Lì hanno fatto conversione, nell’arco di una giornata e mezza di lavori, circa un centinaio di partecipanti, molti dei quali provenienti da tutta Italia, ciascuno a portare la propria testimonianza, a seconda della categoria professionale specifica e del ruolo ricoperto, sul tema al centro del dibattito, declinato in varie situazioni: occupazione, istruzione scolastica, ingresso nel mondo del lavoro, formazione professionale, ricollocazione nel mondo marittimo, pensionamento, infortunistica, lavoro femminile.

Tutte queste tematiche sono state esaminate e rielaborate da una trentina di relatori sullo sfondo dei principali fenomeni che impattano in maniera decisa sul settore dello shipping odierno: globalizzazione, delocalizzazione, innovazione tecnologica, digitalizzazione, decarbonizzazione.

Una sorta di piccolo summit del cluster marittimo-portuale italiano, una completa rappresentanza di tutto ‘l’arco costituzionale’ degli stakeholders settoriale.

L’evento procidano nell’edizione 2018 è stato nobilitato dalla presenza di armatori di massimo risalto: dal Cav. Peppino D’Amato, il decano dello shipping meridionale e rappresentante nella circostanza anche di Confitarma a Stefano Messina, presidente della nuova associazione datoriale AssArmatori, passando per Salvatore Lauro, proprietario del Gruppo Alilauro e da un manager del Gruppo MSC, Salvatore Cafiero.
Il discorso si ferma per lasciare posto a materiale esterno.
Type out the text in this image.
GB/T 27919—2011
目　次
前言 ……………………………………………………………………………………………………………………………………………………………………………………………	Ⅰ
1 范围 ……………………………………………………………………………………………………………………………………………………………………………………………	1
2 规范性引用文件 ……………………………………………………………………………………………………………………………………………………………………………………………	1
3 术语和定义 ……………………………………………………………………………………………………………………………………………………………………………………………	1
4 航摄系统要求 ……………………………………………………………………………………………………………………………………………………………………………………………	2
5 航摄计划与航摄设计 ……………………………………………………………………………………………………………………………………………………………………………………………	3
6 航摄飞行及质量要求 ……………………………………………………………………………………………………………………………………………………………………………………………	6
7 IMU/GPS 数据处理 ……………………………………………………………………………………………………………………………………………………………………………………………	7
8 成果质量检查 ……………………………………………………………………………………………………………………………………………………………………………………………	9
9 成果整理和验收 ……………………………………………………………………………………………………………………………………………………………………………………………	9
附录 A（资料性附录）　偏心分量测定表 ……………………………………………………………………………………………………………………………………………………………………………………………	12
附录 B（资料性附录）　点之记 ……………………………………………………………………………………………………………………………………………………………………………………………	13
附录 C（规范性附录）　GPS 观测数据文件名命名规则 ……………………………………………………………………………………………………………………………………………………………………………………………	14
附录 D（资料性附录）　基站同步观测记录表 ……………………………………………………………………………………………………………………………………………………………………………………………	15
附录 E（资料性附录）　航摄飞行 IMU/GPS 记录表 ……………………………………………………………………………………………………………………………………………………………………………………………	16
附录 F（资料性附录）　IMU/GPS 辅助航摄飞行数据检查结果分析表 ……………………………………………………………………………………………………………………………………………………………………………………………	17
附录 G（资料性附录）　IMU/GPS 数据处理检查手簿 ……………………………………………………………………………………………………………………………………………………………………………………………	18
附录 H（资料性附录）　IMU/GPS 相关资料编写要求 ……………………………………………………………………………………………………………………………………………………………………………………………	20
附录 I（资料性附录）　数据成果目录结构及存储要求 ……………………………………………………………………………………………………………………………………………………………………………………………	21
E poi tanti presidenti: per conto di Fedepiloti, Francesco Bandiera, per l’Autorità di Sistema Portuale del Mar Tirreno Centrale, Pietro Spirito, per l’Accademia del Mare di Genova, Eugenio Massolo; per il Cetena, Sandro Scarrone; per Atena, Alberto Moroso; per Wista Italy, Daniela Aresu; per USCLAC, Claudio Tomei; per Federmar-Cisal, Alessandro Pico.

Per la Capitaneria di Porto di Napoli era presente il C.F. Pasquale Palescandolo, Capo Sezione Gente di Mare, mentre tre aziende di fornitura che vanno per la maggiore hanno voluto supportare l’organizzazione dell’evento in maniera tangibile: Kongsberg Maritime, ABB e IB Info.

Sono invece purtroppo un poco ‘latitate’ le istituzioni, sia quelle territoriali, come il Comune di Procida, che e soprattutto quelle centrali, con l’inatteso forfait del Direttore Generale del M.I.T., Mauro Coletta. Assenze peraltro rimediate con la partecipazione dell’Assessore con Delega al Mare del Comune di Napoli, Daniela Villani.